J Infect Dis
. 2022 Aug 20;jiac350.
doi: 10.1093/infdis/jiac350. Online ahead of print.
DDX58 is Associated with Susceptibility to Severe Influenza Virus Infection in Children and Adolescents
Sanghun Lee 1 2 , Yu Zhang 3 , Margaret Newhams 4 , Tanya Novak 4 5 , Paul G Thomas 6 , Peter M Mourani 7 , Mark W Hall 8 , Laura L Loftis 9 , Natalie Z Cvijanovich 10 , Keiko M Tarquinio 11 , Adam J Schwarz 12 , Scott L Weiss 13 , Neal J Thomas 14 , Barry Markovitz 15 , Melissa L Cullimore 16 , Ronald C Sanders 17 , Matt S Zinter 18 , Janice E Sullivan 19 , Natasha B Halasa 20 , Melania M Bembea 21 , John S Giuliano 22 , Katri V Typpo 23 , Ryan A Nofziger 24 , Steven L Shein 25 , Michele Kong 26 , Bria M Coates 27 , Scott T Weiss 28 , Christoph Lange 1 , Helen C Su 3 , Adrienne G Randolph 4 5 29 , PALISI Pediatric Intensive Care Influenza (PICFlu) Investigators and the TOPMed Investigators
Affiliations
- PMID: 35986912
- DOI: 10.1093/infdis/jiac350
Abstract
Background: Seasonal influenza virus infection causes a range of disease severity, including lower respiratory tract infection with respiratory failure. We evaluated the association of common variants in interferon (IFN) regulatory genes with susceptibility to critical influenza infection in children.
Methods: We performed targeted sequencing of 69 influenza-associated candidate genes in 348 children from 24 U.S. centers admitted to the intensive care unit with influenza infection and lacking risk factors for severe influenza infection (PICFlu cohort, 59.4% male). As controls, whole genome sequencing from 675 children with asthma (CAMP cohort, 62.5% male) were compared. We assessed functional relevance using PICFlu whole blood gene expression levels for the gene and calculated IFN gene signature score.
Results: Common variants in DDX58, encoding the retinoic acid-inducible gene I (RIG-I) receptor, demonstrated association above or around the Bonferroni-corrected threshold (synonymous variant rs3205166; intronic variant rs4487862). The intronic SNP rs4487862 minor allele was associated with decreased both DDX58 expression and IFN signature (p < 0.05, p = 0.0009, respectively) which provided evidence supporting the genetic variants' impact on RIG-I and interferon (IFN) immunity.

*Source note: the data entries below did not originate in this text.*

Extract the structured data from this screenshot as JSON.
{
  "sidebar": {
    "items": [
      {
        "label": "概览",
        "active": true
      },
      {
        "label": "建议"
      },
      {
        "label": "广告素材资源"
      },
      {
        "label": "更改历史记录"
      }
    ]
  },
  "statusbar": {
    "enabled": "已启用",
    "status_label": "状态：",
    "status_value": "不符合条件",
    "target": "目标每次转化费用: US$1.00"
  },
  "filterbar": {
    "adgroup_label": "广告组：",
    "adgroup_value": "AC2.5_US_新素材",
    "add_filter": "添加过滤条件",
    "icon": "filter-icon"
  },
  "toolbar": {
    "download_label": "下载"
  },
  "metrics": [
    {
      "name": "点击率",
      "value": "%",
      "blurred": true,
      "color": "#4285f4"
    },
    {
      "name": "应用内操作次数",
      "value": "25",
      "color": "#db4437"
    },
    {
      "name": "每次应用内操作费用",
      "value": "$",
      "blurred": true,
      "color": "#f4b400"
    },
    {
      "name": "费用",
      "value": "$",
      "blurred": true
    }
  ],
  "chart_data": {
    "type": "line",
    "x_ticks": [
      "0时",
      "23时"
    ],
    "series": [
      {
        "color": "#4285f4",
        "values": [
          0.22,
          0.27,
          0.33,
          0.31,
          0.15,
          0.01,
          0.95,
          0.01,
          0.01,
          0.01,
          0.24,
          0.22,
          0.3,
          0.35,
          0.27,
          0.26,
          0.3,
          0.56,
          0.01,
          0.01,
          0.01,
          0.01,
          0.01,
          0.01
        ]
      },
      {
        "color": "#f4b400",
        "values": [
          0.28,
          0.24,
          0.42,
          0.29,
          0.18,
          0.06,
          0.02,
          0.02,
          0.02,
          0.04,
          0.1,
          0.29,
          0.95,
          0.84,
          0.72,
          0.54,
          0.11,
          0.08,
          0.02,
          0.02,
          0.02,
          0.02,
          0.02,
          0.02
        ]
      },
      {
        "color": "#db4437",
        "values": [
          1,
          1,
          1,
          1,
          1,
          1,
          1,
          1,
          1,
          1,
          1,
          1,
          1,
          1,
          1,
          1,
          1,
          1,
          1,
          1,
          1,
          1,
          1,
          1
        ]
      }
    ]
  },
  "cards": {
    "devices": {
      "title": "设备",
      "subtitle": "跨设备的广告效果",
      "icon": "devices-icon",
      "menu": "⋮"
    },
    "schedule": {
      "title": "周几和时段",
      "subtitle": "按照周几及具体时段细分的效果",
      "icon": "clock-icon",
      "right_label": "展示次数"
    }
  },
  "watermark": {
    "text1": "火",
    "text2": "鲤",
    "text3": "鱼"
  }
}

Conclusions: We provide evidence associating common gene variants in DDX58 with susceptibility to severe influenza infection in children. RIG-I may be essential for preventing life-threatening influenza-associated disease.
Keywords: DDX58; RIG-I receptor; host genetics; pediatric influenza; susceptibility.